- BarringtonLocation of Barrington, Nova Scotia
- Coordinates: 43°33′46″N 65°33′42″W﻿ / ﻿43.562778°N 65.561667°W
- Country: Canada
- Province: Nova Scotia
- County: Shelburne
- Municipal district: Barrington

Population (2006)
- • Total: 3,856
- • Change (2001-06): ▼3.2%
- Time zone: UTC-4 (AST)
- • Summer (DST): UTC-3 (ADT)
- Postal code(s): B0W 1E0
- Area code: 902
- Access Routes Hwy 103: Trunk 3 Route 309

= Barrington, Nova Scotia (community) =

Barrington is an unincorporated Canadian rural community of about 4,000 people on the northeast corner of Barrington Bay in Shelburne County, Nova Scotia.
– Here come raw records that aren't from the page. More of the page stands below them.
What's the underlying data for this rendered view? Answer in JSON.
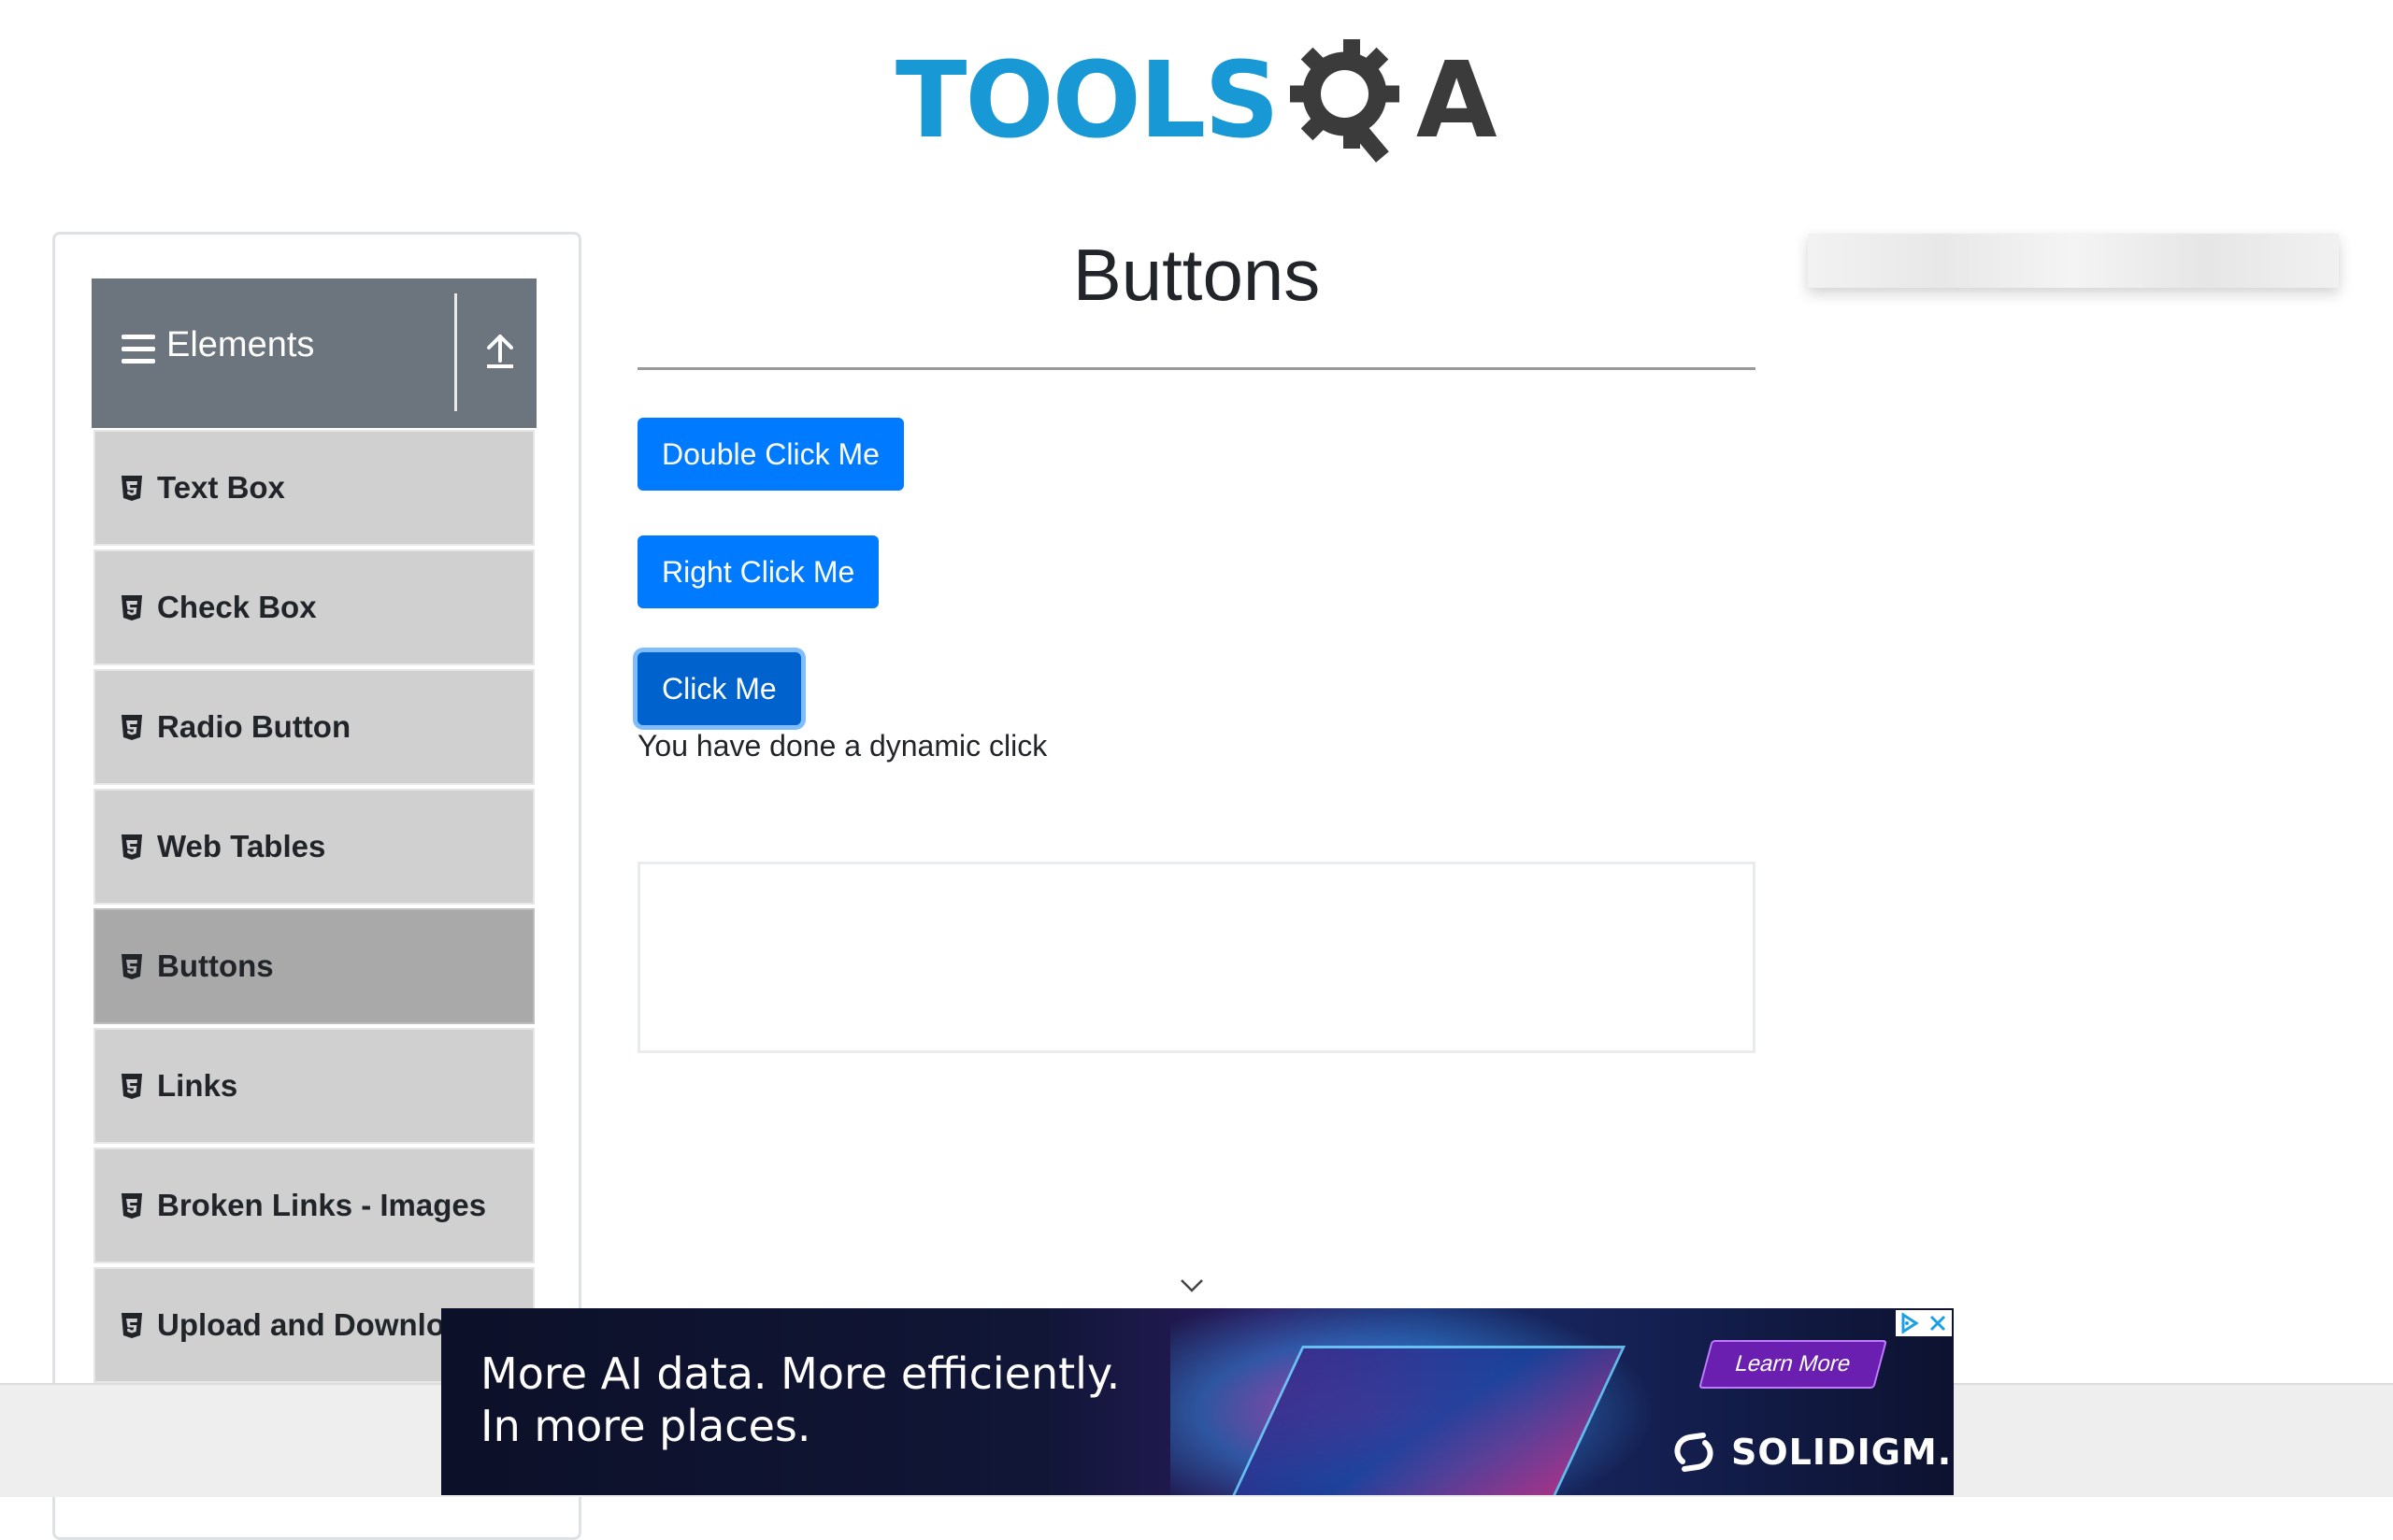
{
  "header": {
    "logo_text": "TOOLS",
    "logo_letter": "A"
  },
  "sidebar": {
    "group_title": "Elements",
    "items": [
      {
        "label": "Text Box"
      },
      {
        "label": "Check Box"
      },
      {
        "label": "Radio Button"
      },
      {
        "label": "Web Tables"
      },
      {
        "label": "Buttons",
        "active": true
      },
      {
        "label": "Links"
      },
      {
        "label": "Broken Links - Images"
      },
      {
        "label": "Upload and Download"
      }
    ]
  },
  "main": {
    "title": "Buttons",
    "buttons": {
      "double_click": "Double Click Me",
      "right_click": "Right Click Me",
      "click": "Click Me"
    },
    "message": "You have done a dynamic click"
  },
  "ad": {
    "headline_line1": "More AI data. More efficiently.",
    "headline_line2": "In more places.",
    "cta": "Learn More",
    "brand": "SOLIDIGM."
  },
  "colors": {
    "primary": "#007bff",
    "primary_active": "#0062cc",
    "sidebar_header": "#6c757d",
    "menu_item": "#d0d0d0",
    "menu_item_active": "#a9a9a9",
    "logo_blue": "#1898d5"
  }
}
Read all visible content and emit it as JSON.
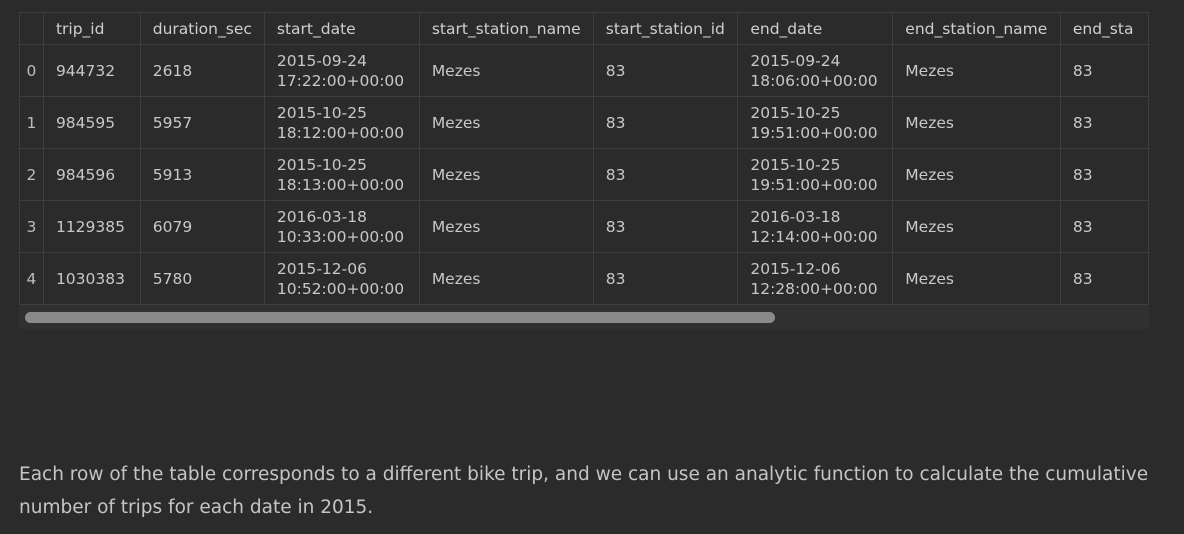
{
  "table": {
    "columns": [
      "",
      "trip_id",
      "duration_sec",
      "start_date",
      "start_station_name",
      "start_station_id",
      "end_date",
      "end_station_name",
      "end_sta"
    ],
    "rows": [
      {
        "index": "0",
        "trip_id": "944732",
        "duration_sec": "2618",
        "start_date_1": "2015-09-24",
        "start_date_2": "17:22:00+00:00",
        "start_station_name": "Mezes",
        "start_station_id": "83",
        "end_date_1": "2015-09-24",
        "end_date_2": "18:06:00+00:00",
        "end_station_name": "Mezes",
        "end_station_id": "83"
      },
      {
        "index": "1",
        "trip_id": "984595",
        "duration_sec": "5957",
        "start_date_1": "2015-10-25",
        "start_date_2": "18:12:00+00:00",
        "start_station_name": "Mezes",
        "start_station_id": "83",
        "end_date_1": "2015-10-25",
        "end_date_2": "19:51:00+00:00",
        "end_station_name": "Mezes",
        "end_station_id": "83"
      },
      {
        "index": "2",
        "trip_id": "984596",
        "duration_sec": "5913",
        "start_date_1": "2015-10-25",
        "start_date_2": "18:13:00+00:00",
        "start_station_name": "Mezes",
        "start_station_id": "83",
        "end_date_1": "2015-10-25",
        "end_date_2": "19:51:00+00:00",
        "end_station_name": "Mezes",
        "end_station_id": "83"
      },
      {
        "index": "3",
        "trip_id": "1129385",
        "duration_sec": "6079",
        "start_date_1": "2016-03-18",
        "start_date_2": "10:33:00+00:00",
        "start_station_name": "Mezes",
        "start_station_id": "83",
        "end_date_1": "2016-03-18",
        "end_date_2": "12:14:00+00:00",
        "end_station_name": "Mezes",
        "end_station_id": "83"
      },
      {
        "index": "4",
        "trip_id": "1030383",
        "duration_sec": "5780",
        "start_date_1": "2015-12-06",
        "start_date_2": "10:52:00+00:00",
        "start_station_name": "Mezes",
        "start_station_id": "83",
        "end_date_1": "2015-12-06",
        "end_date_2": "12:28:00+00:00",
        "end_station_name": "Mezes",
        "end_station_id": "83"
      }
    ]
  },
  "description": "Each row of the table corresponds to a different bike trip, and we can use an analytic function to calculate the cumulative number of trips for each date in 2015."
}
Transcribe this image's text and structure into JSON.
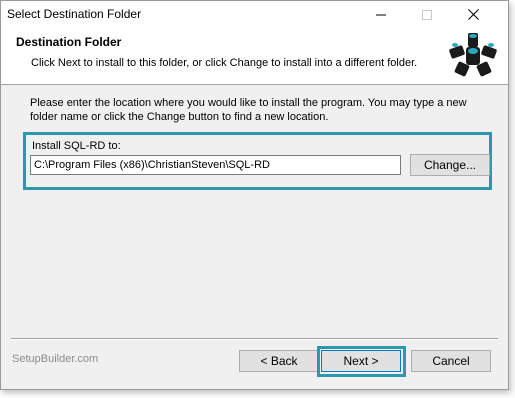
{
  "window": {
    "title": "Select Destination Folder",
    "controls": {
      "minimize": "minimize",
      "maximize": "maximize",
      "close": "close"
    }
  },
  "header": {
    "title": "Destination Folder",
    "subtitle": "Click  Next to install to this folder, or click Change to install into a different folder."
  },
  "body": {
    "instructions": "Please enter the location where you would like to install the program. You may type a new folder name or click the Change button to find a new location.",
    "install_label": "Install SQL-RD to:",
    "install_path": "C:\\Program Files (x86)\\ChristianSteven\\SQL-RD",
    "change_label": "Change..."
  },
  "footer": {
    "brand": "SetupBuilder.com",
    "back_label": "< Back",
    "next_label": "Next >",
    "cancel_label": "Cancel"
  },
  "colors": {
    "highlight": "#2f97ad",
    "logo": "#1a1a1a",
    "logo_accent": "#29a9c4"
  },
  "icons": [
    "setup-logo-icon",
    "minimize-icon",
    "maximize-icon",
    "close-icon"
  ]
}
Barrington is part of the much larger Municipality of the District of Barrington, also wholly within Shelburne County.

==History==
Barrington's inhabitants are mostly descendants of the first settlers from Chatham and Harwich on Cape Cod, Massachusetts who emigrated to the area during the 1760s. One such settler was Solomon Kendrick, father of John Kendrick, explorer and maritime fur trader. Solomon moved from Harwich, Cape Cod, to Barrington in the 1760s.

==In popular culture==
Disguised as "Barringford," Barrington is the main setting of Canadian novelist Hugh Hood's debut 1964 novel, White Figure, White Ground.